We have designed two major components for this proposal. The first one is the TensorFlow custom op which is TVMDSOOp now. Currently it supports loading any TVM Module and use CPU and GPU for computing. We have updated the register class to support more attributes so that users can specify the output shape/dtype by themselves(actually it would be better if we can get these information from TVM dynamic files) and still need the implementation of zero-copy(it could be great if someone could help). However, TensorFlow requires custom op to register the number of input tensor. TVMDSOOp is the general op for TVM which should support one or more inputs, we may export multiple operators like TVMDSOOp but users do not need to know about this with the Python wrapper API. There is no magic in the implementation of TVMDSOOp and everybody can try to use now.

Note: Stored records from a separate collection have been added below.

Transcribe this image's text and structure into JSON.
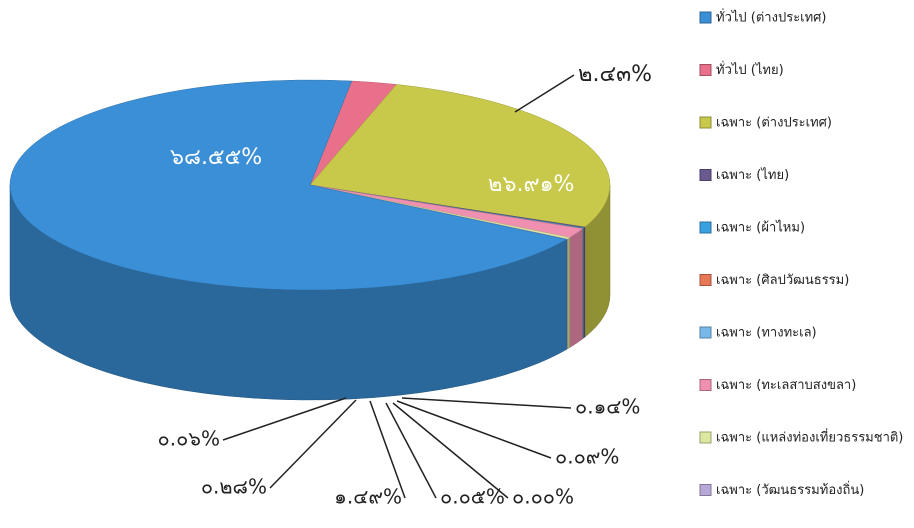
{
  "chart_data": {
    "type": "pie3d",
    "categories": [
      "ทั่วไป (ต่างประเทศ)",
      "ทั่วไป (ไทย)",
      "เฉพาะ (ต่างประเทศ)",
      "เฉพาะ (ไทย)",
      "เฉพาะ (ผ้าไหม)",
      "เฉพาะ (ศิลปวัฒนธรรม)",
      "เฉพาะ (ทางทะเล)",
      "เฉพาะ (ทะเลสาบสงขลา)",
      "เฉพาะ (แหล่งท่องเที่ยวธรรมชาติ)",
      "เฉพาะ (วัฒนธรรมท้องถิ่น)"
    ],
    "values": [
      68.55,
      2.43,
      26.91,
      0.14,
      0.09,
      0.0,
      0.05,
      1.49,
      0.28,
      0.06
    ],
    "value_labels": [
      "๖๘.๕๕%",
      "๒.๔๓%",
      "๒๖.๙๑%",
      "๐.๑๔%",
      "๐.๐๙%",
      "๐.๐๐%",
      "๐.๐๕%",
      "๑.๔๙%",
      "๐.๒๘%",
      "๐.๐๖%"
    ],
    "colors": [
      "#3a8fd6",
      "#e8708a",
      "#c8c84a",
      "#6a5a90",
      "#3aa0e0",
      "#e87858",
      "#78b8e8",
      "#f090b0",
      "#dce8a0",
      "#b8a8d8"
    ],
    "legend": "right"
  }
}
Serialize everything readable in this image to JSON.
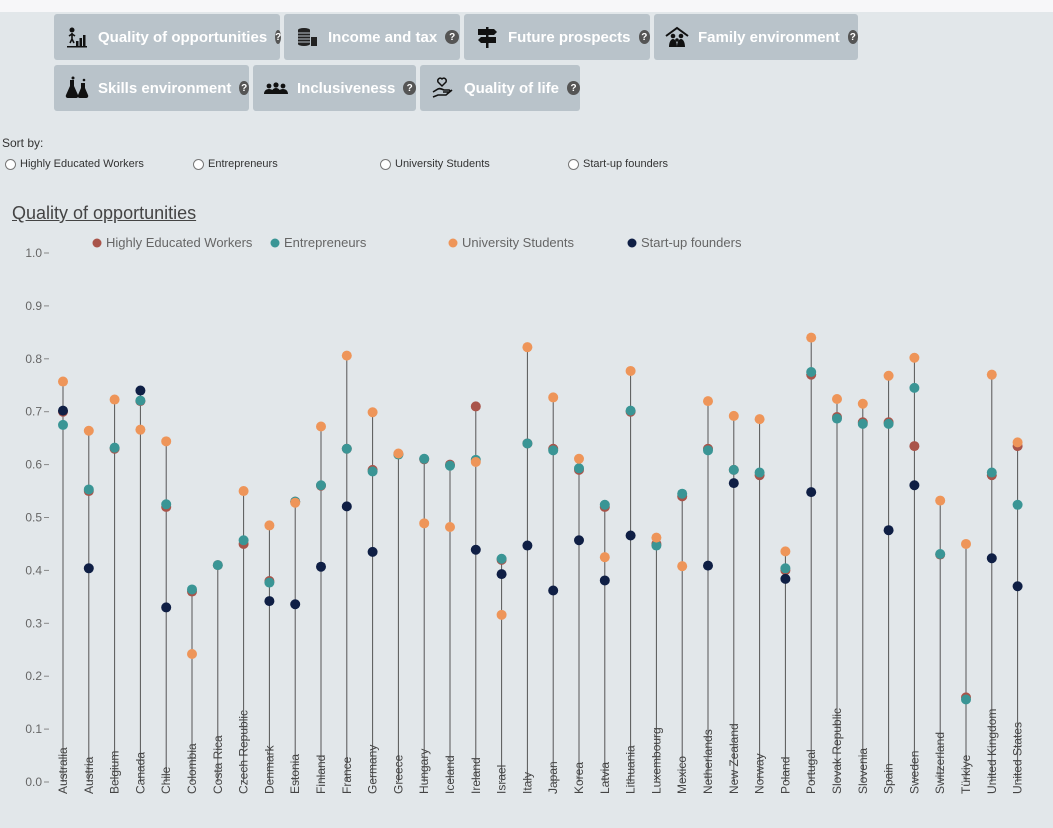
{
  "tabs": [
    {
      "label": "Quality of opportunities",
      "icon": "bar-chart-person-icon",
      "help": "?"
    },
    {
      "label": "Income and tax",
      "icon": "coin-stack-icon",
      "help": "?"
    },
    {
      "label": "Future prospects",
      "icon": "signpost-icon",
      "help": "?"
    },
    {
      "label": "Family environment",
      "icon": "family-icon",
      "help": "?"
    },
    {
      "label": "Skills environment",
      "icon": "lab-flask-icon",
      "help": "?"
    },
    {
      "label": "Inclusiveness",
      "icon": "group-people-icon",
      "help": "?"
    },
    {
      "label": "Quality of life",
      "icon": "hand-heart-icon",
      "help": "?"
    }
  ],
  "sort": {
    "label": "Sort by:",
    "options": [
      "Highly Educated Workers",
      "Entrepreneurs",
      "University Students",
      "Start-up founders"
    ]
  },
  "colors": {
    "hew": "#a9544a",
    "ent": "#3a9595",
    "uni": "#ee9559",
    "suf": "#0f1f45"
  },
  "chart_data": {
    "type": "scatter",
    "title": "Quality of opportunities",
    "ylim": [
      0,
      1.0
    ],
    "yticks": [
      "0.0",
      "0.1",
      "0.2",
      "0.3",
      "0.4",
      "0.5",
      "0.6",
      "0.7",
      "0.8",
      "0.9",
      "1.0"
    ],
    "grid": false,
    "legend_position": "top",
    "categories": [
      "Australia",
      "Austria",
      "Belgium",
      "Canada",
      "Chile",
      "Colombia",
      "Costa Rica",
      "Czech Republic",
      "Denmark",
      "Estonia",
      "Finland",
      "France",
      "Germany",
      "Greece",
      "Hungary",
      "Iceland",
      "Ireland",
      "Israel",
      "Italy",
      "Japan",
      "Korea",
      "Latvia",
      "Lithuania",
      "Luxembourg",
      "Mexico",
      "Netherlands",
      "New Zealand",
      "Norway",
      "Poland",
      "Portugal",
      "Slovak Republic",
      "Slovenia",
      "Spain",
      "Sweden",
      "Switzerland",
      "Türkiye",
      "United Kingdom",
      "United States"
    ],
    "series": [
      {
        "name": "Highly Educated Workers",
        "key": "hew",
        "values": [
          0.7,
          0.55,
          0.63,
          0.72,
          0.52,
          0.36,
          0.41,
          0.45,
          0.38,
          0.53,
          0.56,
          0.63,
          0.59,
          0.62,
          0.61,
          0.6,
          0.71,
          0.42,
          0.64,
          0.63,
          0.59,
          0.52,
          0.7,
          0.45,
          0.54,
          0.63,
          0.59,
          0.58,
          0.4,
          0.77,
          0.69,
          0.68,
          0.68,
          0.635,
          0.43,
          0.16,
          0.58,
          0.635
        ]
      },
      {
        "name": "Entrepreneurs",
        "key": "ent",
        "values": [
          0.675,
          0.553,
          0.632,
          0.721,
          0.525,
          0.364,
          0.41,
          0.457,
          0.377,
          0.53,
          0.561,
          0.63,
          0.587,
          0.619,
          0.611,
          0.598,
          0.609,
          0.422,
          0.64,
          0.627,
          0.593,
          0.524,
          0.702,
          0.447,
          0.545,
          0.627,
          0.59,
          0.585,
          0.404,
          0.775,
          0.687,
          0.677,
          0.677,
          0.745,
          0.431,
          0.156,
          0.585,
          0.524
        ]
      },
      {
        "name": "University Students",
        "key": "uni",
        "values": [
          0.757,
          0.664,
          0.723,
          0.666,
          0.644,
          0.242,
          null,
          0.55,
          0.485,
          0.528,
          0.672,
          0.806,
          0.699,
          0.621,
          0.489,
          0.482,
          0.605,
          0.316,
          0.822,
          0.727,
          0.611,
          0.425,
          0.777,
          0.462,
          0.408,
          0.72,
          0.692,
          0.686,
          0.436,
          0.84,
          0.724,
          0.715,
          0.768,
          0.802,
          0.532,
          0.45,
          0.77,
          0.642
        ]
      },
      {
        "name": "Start-up founders",
        "key": "suf",
        "values": [
          0.702,
          0.404,
          null,
          0.74,
          0.33,
          null,
          null,
          null,
          0.342,
          0.336,
          0.407,
          0.521,
          0.435,
          null,
          null,
          null,
          0.439,
          0.393,
          0.447,
          0.362,
          0.457,
          0.381,
          0.466,
          null,
          null,
          0.409,
          0.565,
          null,
          0.384,
          0.548,
          null,
          null,
          0.476,
          0.561,
          null,
          null,
          0.423,
          0.37
        ]
      }
    ]
  }
}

class TVMDSOOp : public OpKernel {
  void Compute(OpKernelContext* context) override {
    // 1. Get dynamic file paths from operator context
    // 2. Load PackedFunc with TVM API
    // 3. Run the TVM op and return result as TensorFlow tensor
  }
}

Another major component of this proposal is the Python API. We agree to use option 2 and follow @tqchen’s suggestion to make the API more readable. Currently it is like the TVM Python runtime but the new Module and Func will return the TensorFlow tensor instead of running directly.

import tensorflow as tf
from tvm.contrib import tf_op

mod = tf_op.Module("tvm_addone_dll.so")
addone = mod["addone"]

with tf.Session() as sess:
  a = tf.constant([10.1, 20.0, 11.2, -30.3])
  b = addone(a)
  print(sess.run(b))

These Python package can be link to tf.contrib and everyone can try after setting up the environment with the tftvm project. There is no magic in implementation of Python wrapper, too. We use TensorFlow Python library to load TVMDSOOp and get input tensors to output result.

With the TVMDSOOp in C++ and tf_op.Module in Python, developers can embed TVM operators in TensorFlow easily and no need to develop the TensorFlow custom op by themselves. The future work we need to do is making the TVMDSOOp more general for supporting more devices and stablizing the users’ API.

tqchen · November 27, 2019, 6:45pm

Thanks everyone’s effort and update. I think the proposal is ready to be presented as a formal RFC and PR. @tobegit3hub can you send a formal RFC in the github issue and send a corresponding PR so that we can start the review process?

Thank you!

tobegit3hub · November 28, 2019, 1:15am

Thanks @tqchen . All the features have been implemented and the formal RFC and pull-request are in progress. We will create the pull-request from our official repository soon

yangjunpro · November 29, 2019, 3:18pm

Hi @tobegit3hub

We have considered embedding TVM runtime into TF as a custom op previously.

However, due to resource limitation, we haven’t made so much progress yet.

It is great to see that your work is almost close to be submit to the community.

And really look forward to your PR.

Thanks

Jun

tobegit3hub · December 4, 2019, 6:47am

The formal RFC is in https://github.com/apache/incubator-tvm/issues/4464 .

And the Pull-request is in https://github.com/apache/incubator-tvm/pull/4459 .

tiandiao123 · October 22, 2020, 8:50am

Is there some code examples for this topic?